Una farsa è stata rappresentata nel centro di Barcellona. Carles Puigdemont ha giocato le sue carte (le ultime?) per provare a frapporre un ostacolo all’accordo tra i socialisti e gli indipendentisti di Esquerra che ha portato il socialista Salvador Illa alla presidenza della Generalitat. Un fatto di non poco conto, dopo 13 anni la Catalogna avrà un President che non propugna la separazione da Madrid.

Puigdemont ne è consapevole, è per questo che nelle ultime ore ha messo in campo ogni possibile iniziativa per impedire un’intesa politica che rompa il fronte indipendentista, finora granitico, e consegni alla storia la lunga contesa, avviata con il referendum del 1 ottobre 2017, volta alla soluzione unilaterale della questione catalana.

Puigdemont vive in esilio da ben sette anni, può beneficiare solo in parte della legge sull’amnistia, provvedimento approvato in tutta fretta dal governo Sánchez per perseguire un duplice obiettivo: garantirsi i voti degli indipendentisti nel Congresso nazionale, a sostegno della sua risicata maggioranza, restituire alla politica il tema del regionalismo dopo la severa reazione della magistratura alla via unilaterale del separatismo.

La legge sull’amnistia, secondo il Tribunal Supremo di Madrid, non coprirebbe il reato di malversazione, delitto per il quale Puigdemont, president nella rovente stagione referendaria, è stato condannato in via definitiva. Quell’ordine di arresto, per un reato senz’altro meno grave dell’insubordinazione, lo tiene in scacco non consentendogli il rientro in suolo spagnolo. Non sono bastate le critiche politiche o le accuse a Esquerra di tradimento della causa indipendentista, il leader di Junts ha messo in scena una farsa ai limiti del grottesco: dapprima annunciando un rientro che è suonato come una sfida aperta alle autorità poi organizzando, quasi in concomitanza con l’insediamento di Illa, un comizio all’Arco del Triunfo, nel cuore di Barcellona, adunanza preceduta da una passeggiata con codazzo e acclamazioni. Infine la ‘desaparición’, un colpo di teatro. Tutti sapevano, tutti hanno visto, ma l’ex president ancora una volta ha saputo trovare riparo all’estero, a quel che pare nella sicura Waterloo.

E quando la farsa è finita sono emerse inefficienze e ipocrisie di Stato. Forze di polizia inermi nei confronti di un attore pubblico che ha inscenato azioni in pieno centro, membri dei Mossos d’Esquadra, la polizia locale, compiacenti.

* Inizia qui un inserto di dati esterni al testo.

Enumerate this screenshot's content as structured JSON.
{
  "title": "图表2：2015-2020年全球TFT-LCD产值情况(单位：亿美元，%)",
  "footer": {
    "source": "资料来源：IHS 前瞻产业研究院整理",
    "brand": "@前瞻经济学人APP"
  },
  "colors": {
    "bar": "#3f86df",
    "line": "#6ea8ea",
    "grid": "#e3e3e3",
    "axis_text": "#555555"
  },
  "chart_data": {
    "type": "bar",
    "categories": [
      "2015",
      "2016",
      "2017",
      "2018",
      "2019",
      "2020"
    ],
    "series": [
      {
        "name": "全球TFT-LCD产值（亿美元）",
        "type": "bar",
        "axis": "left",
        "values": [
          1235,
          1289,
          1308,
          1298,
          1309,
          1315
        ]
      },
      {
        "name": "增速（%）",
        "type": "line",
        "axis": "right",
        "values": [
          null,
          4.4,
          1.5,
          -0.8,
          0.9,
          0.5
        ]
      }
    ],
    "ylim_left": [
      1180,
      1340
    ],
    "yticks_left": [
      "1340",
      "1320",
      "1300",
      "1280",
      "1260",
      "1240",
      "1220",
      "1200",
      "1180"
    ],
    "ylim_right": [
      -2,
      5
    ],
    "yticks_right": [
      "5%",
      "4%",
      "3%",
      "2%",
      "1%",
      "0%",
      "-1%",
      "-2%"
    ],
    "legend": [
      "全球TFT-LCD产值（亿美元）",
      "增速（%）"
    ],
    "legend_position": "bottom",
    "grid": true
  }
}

Due poliziotti messi agli arresti e alti funzionari convocati dal Tribunal Supremo per rendere conto di omissioni inspiegabili.

Oggi si discute della fragilità di un sistema o, se vogliamo, della ragion di Stato, domani toccherà governare mettendo al centro un modello di federalismo possibile. L’accordo tra le forze di maggioranza prevede una fiscalità spinta in favore della Catalogna, una sorta di autonomia perfetta in campo finanziario.

E’ giunto il momento di ridisegnare l’asse Barcellona-Madrid, e con esso anche il rapporto tra la capitale e le 17 comunidades spagnole.